Thanks to the editors for publishing it. Give me your thoughts! Hope you are all well and enjoying autumn. I am on my way to Lapland--taking a road trip with friend Marjorie from NYC.

Thursday, September 13, 2018

Sami Activism Inspiring My Research




The Sami along with other first nations leaders from Canada and New Zealand have been in Finland not far from where I am living to protest a planned railway development though the Boreal Forest. The railroad would encourage more mining, forestry and other industrial development as climate change means melting Arctic sea and industry has its eye on a path to cut through areas important to the Sami for reindeer herding and for their way of life. I can't keep up with all the activism and amazing film, video, protest art and other eco-media being made in resistant to colonization and extractivism. I knew when Standing Rock took place in North Dakota it would inspire global protests..luckily these are peaceful and I haven't heard of police showing up just yet. It is significant that the Sami and allies speak out as they are ignored by the Finnish government even though the Sami have rights in the Finnish constitution. I spoke with two researchers at University of Oulu who were very helpful to me, Marko Jouste and Hannu Heikkinen.  I am preparing for my 
presentation at Vienna Anthropology Days https://vanda.univie.ac.at/home/
 and I am not organized because I can't
mention all the new material that I am
finding here.  It will be my first time at
an anthropology conference and my first time in Vienna.
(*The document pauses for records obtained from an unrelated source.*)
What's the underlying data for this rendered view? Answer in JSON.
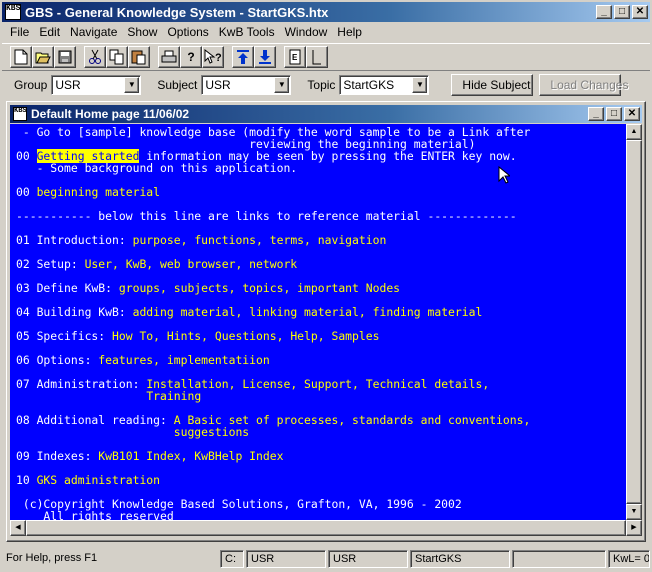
{
  "app": {
    "title": "GBS - General Knowledge System - StartGKS.htx",
    "icon_text": "KBS",
    "caption_buttons": [
      "_",
      "□",
      "X"
    ]
  },
  "menu": [
    "File",
    "Edit",
    "Navigate",
    "Show",
    "Options",
    "KwB Tools",
    "Window",
    "Help"
  ],
  "toolbar": {
    "buttons": [
      "new-icon",
      "open-icon",
      "save-icon",
      "cut-icon",
      "copy-icon",
      "paste-icon",
      "print-icon",
      "help-icon",
      "context-help-icon",
      "up-arrow-icon",
      "down-arrow-icon",
      "page-icon",
      "blank-page-icon"
    ]
  },
  "selectors": {
    "group_label": "Group",
    "group_value": "USR",
    "subject_label": "Subject",
    "subject_value": "USR",
    "topic_label": "Topic",
    "topic_value": "StartGKS",
    "hide_subject": "Hide Subject",
    "load_changes": "Load Changes"
  },
  "child": {
    "title": "Default Home page 11/06/02",
    "lines": [
      [
        {
          "t": " - Go to [sample] knowledge base (modify the word sample to be a Link after",
          "c": "w"
        }
      ],
      [
        {
          "t": "                                  reviewing the beginning material)",
          "c": "w"
        }
      ],
      [
        {
          "t": "00 ",
          "c": "w"
        },
        {
          "t": "Getting started",
          "c": "hl"
        },
        {
          "t": " information may be seen by pressing the ENTER key now.",
          "c": "w"
        }
      ],
      [
        {
          "t": "   - Some background on this application.",
          "c": "w"
        }
      ],
      [
        {
          "t": "",
          "c": "w"
        }
      ],
      [
        {
          "t": "00 ",
          "c": "w"
        },
        {
          "t": "beginning material",
          "c": "y"
        }
      ],
      [
        {
          "t": "",
          "c": "w"
        }
      ],
      [
        {
          "t": "----------- below this line are links to reference material -------------",
          "c": "w"
        }
      ],
      [
        {
          "t": "",
          "c": "w"
        }
      ],
      [
        {
          "t": "01 Introduction: ",
          "c": "w"
        },
        {
          "t": "purpose, functions, terms, navigation",
          "c": "y"
        }
      ],
      [
        {
          "t": "",
          "c": "w"
        }
      ],
      [
        {
          "t": "02 Setup: ",
          "c": "w"
        },
        {
          "t": "User, KwB, web browser, network",
          "c": "y"
        }
      ],
      [
        {
          "t": "",
          "c": "w"
        }
      ],
      [
        {
          "t": "03 Define KwB: ",
          "c": "w"
        },
        {
          "t": "groups, subjects, topics, important Nodes",
          "c": "y"
        }
      ],
      [
        {
          "t": "",
          "c": "w"
        }
      ],
      [
        {
          "t": "04 Building KwB: ",
          "c": "w"
        },
        {
          "t": "adding material, linking material, finding material",
          "c": "y"
        }
      ],
      [
        {
          "t": "",
          "c": "w"
        }
      ],
      [
        {
          "t": "05 Specifics: ",
          "c": "w"
        },
        {
          "t": "How To, Hints, Questions, Help, Samples",
          "c": "y"
        }
      ],
      [
        {
          "t": "",
          "c": "w"
        }
      ],
      [
        {
          "t": "06 Options: ",
          "c": "w"
        },
        {
          "t": "features, implementatiion",
          "c": "y"
        }
      ],
      [
        {
          "t": "",
          "c": "w"
        }
      ],
      [
        {
          "t": "07 Administration: ",
          "c": "w"
        },
        {
          "t": "Installation, License, Support, Technical details,",
          "c": "y"
        }
      ],
      [
        {
          "t": "                   ",
          "c": "w"
        },
        {
          "t": "Training",
          "c": "y"
        }
      ],
      [
        {
          "t": "",
          "c": "w"
        }
      ],
      [
        {
          "t": "08 Additional reading: ",
          "c": "w"
        },
        {
          "t": "A Basic set of processes, standards and conventions,",
          "c": "y"
        }
      ],
      [
        {
          "t": "                       ",
          "c": "w"
        },
        {
          "t": "suggestions",
          "c": "y"
        }
      ],
      [
        {
          "t": "",
          "c": "w"
        }
      ],
      [
        {
          "t": "09 Indexes: ",
          "c": "w"
        },
        {
          "t": "KwB101 Index, KwBHelp Index",
          "c": "y"
        }
      ],
      [
        {
          "t": "",
          "c": "w"
        }
      ],
      [
        {
          "t": "10 ",
          "c": "w"
        },
        {
          "t": "GKS administration",
          "c": "y"
        }
      ],
      [
        {
          "t": "",
          "c": "w"
        }
      ],
      [
        {
          "t": " (c)Copyright Knowledge Based Solutions, Grafton, VA, 1996 - 2002",
          "c": "w"
        }
      ],
      [
        {
          "t": "    All rights reserved",
          "c": "w"
        }
      ]
    ]
  },
  "status": {
    "help": "For Help, press F1",
    "drive": "C:",
    "group": "USR",
    "subject": "USR",
    "topic": "StartGKS",
    "kwl": "KwL= 0"
  },
  "colors": {
    "content_bg": "#0000ff",
    "text": "#ffffff",
    "link": "#ffff00",
    "title_bar": "#0a246a"
  }
}
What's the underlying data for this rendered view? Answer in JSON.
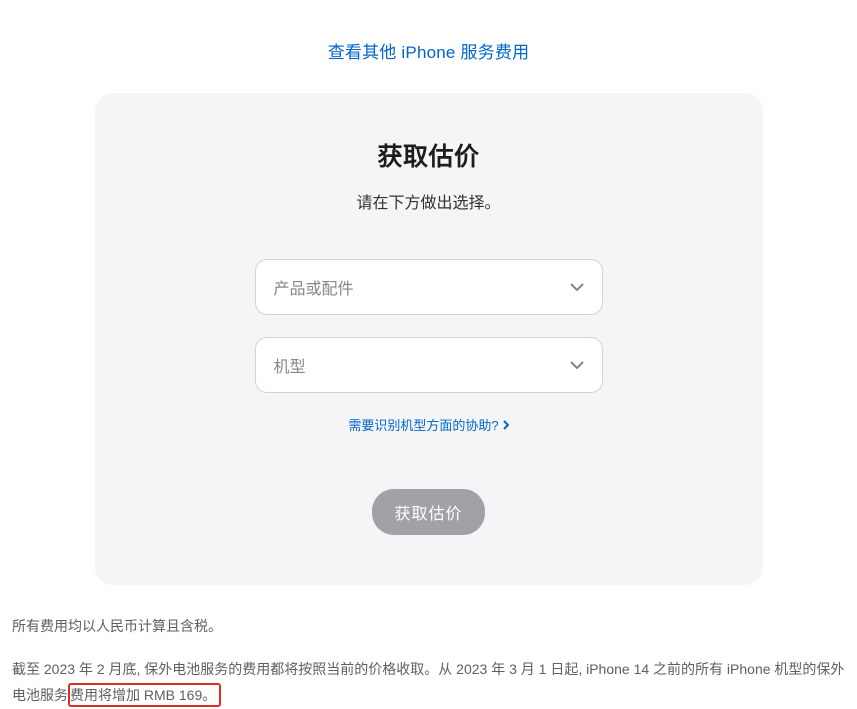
{
  "topLink": {
    "label": "查看其他 iPhone 服务费用"
  },
  "card": {
    "title": "获取估价",
    "subtitle": "请在下方做出选择。",
    "select1": {
      "placeholder": "产品或配件"
    },
    "select2": {
      "placeholder": "机型"
    },
    "helpLink": {
      "label": "需要识别机型方面的协助?"
    },
    "submit": {
      "label": "获取估价"
    }
  },
  "footer": {
    "line1": "所有费用均以人民币计算且含税。",
    "line2_part1": "截至 2023 年 2 月底, 保外电池服务的费用都将按照当前的价格收取。从 2023 年 3 月 1 日起, iPhone 14 之前的所有 iPhone 机型的保外电池服务",
    "line2_highlight": "费用将增加 RMB 169。"
  }
}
Meanwhile, I went to Oulu, the bigger town around here but still a small city.


 I am standing with Sanna Koivisto's sculpture Course of Time, which shows all the various people in history from King Charles IX when Sweden ruled Finland, to a postman, a society lady, a shopkeeper and a female doctor. Sanna is one of the founders of the KulttuuriKauppila residency and art park and my good neighbor with whom I had my first sauna session of this trip...She also inspired a poem I am working on. Here is the link to the description of me that the residency put on line:
https://www.kulttuurikauppila.fi/en/news/cheryl-j-fish-kk-air-9-2018-2/

There is a wonderful Environmental Art Park in Ii, and I am including some photos of the art from there, many of whom held the residency here, or were part of the ART Ii Biennale held every two years. The one in 2016 focused on Sami artivism.

Chairs in the art park
Lena Stenberg's Upside Down
Jenni Laiti and Outi Pieski's "Forewalkers" about the
Sami philosophy of "soabalas eallin"preserving, protecting
and supporting diversity in nature and humans.


Antti ready for mushroom picking although the best ones were gone.